Having visibility of network equipment, as well as the level of concentration of any one provider, will enable us, in part, not to get into such a situation of dependency in future. Again, I would emphasise that this is about incentivising what should happen but is unfortunately not always the case. That is not simply my view or that of the Labour party; it is the view of witnesses who participated in our evidence sessions. For example, Andrea Donà said:
“It is vital that the secondary legislation that accompanies the Bill clarifies assets in the telecoms network architecture that will be in scope of the security requirement, so that we can work knowing what we have audited, and knowing that the auditors always shared with NCSC. We need a clear understanding between Ofcom and us as providers before the legislation is enforced, so that we understand exactly the boundaries and the scope, and we all work together, having done the audits, to close any vulnerabilities that we might have.”––[Official Report, Telecommunications (Security) Public Bill Committee, 14 January 2021; c. 13-14, Q10.]
Dr Bennett said:
“I would hope that those at the top level are clear about it, but I would be surprised if there were not occasions when they had used subcontractors to do maintenance and the imperative had been to sort out the fault ASAP. Knowing precisely what components had gone in could be wrong, and that might come up in an audit. I think it becomes more important as you flow down the levels.”––[Official Report, Telecommunications (Security) Public Bill Committee, 14 January 2021; c. 49, Q62.]
Dr Bennett later said:
“I have said that audit is needed of the assets in the network. The costs of being audited and of dealing with audits are very high, and they are costs that small companies may not have the resources to meet.”––[Official Report, Telecommunications (Security) Public Bill Committee, 14 January 2021; c. 52, Q67.]

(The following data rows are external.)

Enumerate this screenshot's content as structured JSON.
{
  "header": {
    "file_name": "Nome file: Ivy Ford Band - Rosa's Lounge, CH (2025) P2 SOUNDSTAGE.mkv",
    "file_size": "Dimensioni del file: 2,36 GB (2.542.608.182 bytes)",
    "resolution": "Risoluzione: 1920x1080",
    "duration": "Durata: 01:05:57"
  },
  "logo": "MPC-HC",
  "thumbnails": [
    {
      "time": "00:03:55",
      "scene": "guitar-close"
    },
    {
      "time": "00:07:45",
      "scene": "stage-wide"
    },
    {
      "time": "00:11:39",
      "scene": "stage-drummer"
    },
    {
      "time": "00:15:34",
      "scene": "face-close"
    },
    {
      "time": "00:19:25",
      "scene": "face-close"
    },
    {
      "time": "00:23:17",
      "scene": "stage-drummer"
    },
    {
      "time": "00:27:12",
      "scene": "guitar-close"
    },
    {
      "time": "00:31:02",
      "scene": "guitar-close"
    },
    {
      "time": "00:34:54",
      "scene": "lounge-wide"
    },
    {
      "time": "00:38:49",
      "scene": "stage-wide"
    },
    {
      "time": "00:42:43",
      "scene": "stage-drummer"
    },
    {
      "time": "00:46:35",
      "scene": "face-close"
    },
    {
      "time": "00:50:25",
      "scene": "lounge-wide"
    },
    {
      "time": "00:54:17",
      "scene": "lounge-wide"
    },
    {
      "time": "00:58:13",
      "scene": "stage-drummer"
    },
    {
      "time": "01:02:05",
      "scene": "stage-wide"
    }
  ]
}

Ofcom said that it was more or less impossible to meet the requirements set out in the codes of practice for the operators, unless it had a detailed asset register of everything in its system. We will expect to see evidence of that, and we expect that it will be regularly checked, audited and so on. We recognise the potential costs of an audit, particularly for smaller providers, although most of them have newer networks and equipment and should have a lot of this information already available. Ofcom is anticipating that this is something it would need to have access to, yet there is no requirement in the Bill or, as far as I can see, in the delegated legislation that has been published to make that requirement.

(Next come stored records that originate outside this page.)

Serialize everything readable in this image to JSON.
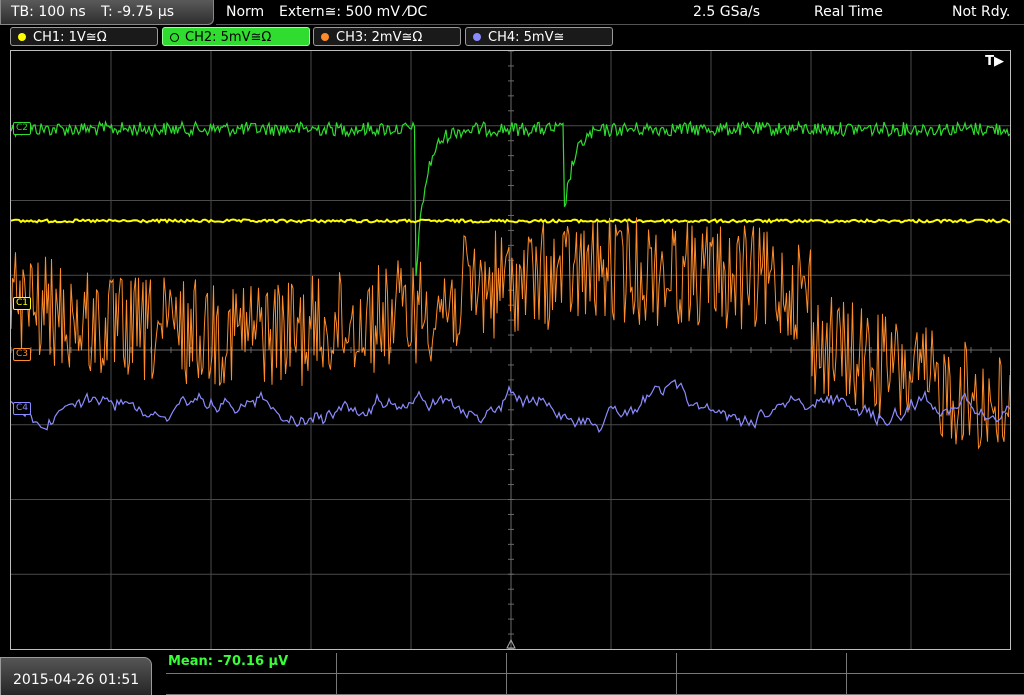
{
  "topbar": {
    "timebase": "TB: 100 ns",
    "trigger_time": "T: -9.75 µs",
    "trigger_mode": "Norm",
    "trigger_source": "Extern≅: 500 mV ⁄DC",
    "sample_rate": "2.5 GSa/s",
    "acq_mode": "Real Time",
    "status": "Not Rdy."
  },
  "channels": [
    {
      "label": "CH1: 1V≅Ω",
      "color": "#ffff00",
      "active": false
    },
    {
      "label": "CH2: 5mV≅Ω",
      "color": "#2fdc2f",
      "active": true
    },
    {
      "label": "CH3: 2mV≅Ω",
      "color": "#ff8c2a",
      "active": false
    },
    {
      "label": "CH4: 5mV≅",
      "color": "#8b8bff",
      "active": false
    }
  ],
  "screen": {
    "trigger_marker": "T▶",
    "ref_labels": {
      "c1": "C1",
      "c2": "C2",
      "c3": "C3",
      "c4": "C4"
    },
    "colors": {
      "ch1": "#ffff00",
      "ch2": "#2fdc2f",
      "ch3": "#ff8c2a",
      "ch4": "#8b8bff",
      "grid": "#4a4a4a"
    }
  },
  "bottom": {
    "datetime": "2015-04-26 01:51",
    "measurement": "Mean: -70.16 µV"
  }
}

I have mentioned that this is a probing amendment. I am not sure that it is necessary to have it on the face of the Bill, and it might be that it will be provided for in delegated legislation, but we need a clear and strong strategy for the detection and removal of high-risk components, vendor hardware and software. Otherwise, the Bill will not protect our national security effectively. I hope the Minister will give clarification on that.
Order. Mr Jones wants to speak, but he will have to wait until this afternoon.
Ordered, That the debate be now adjourned.— (Maria Caulfield.)
Adjourned till this day at Two o’clock.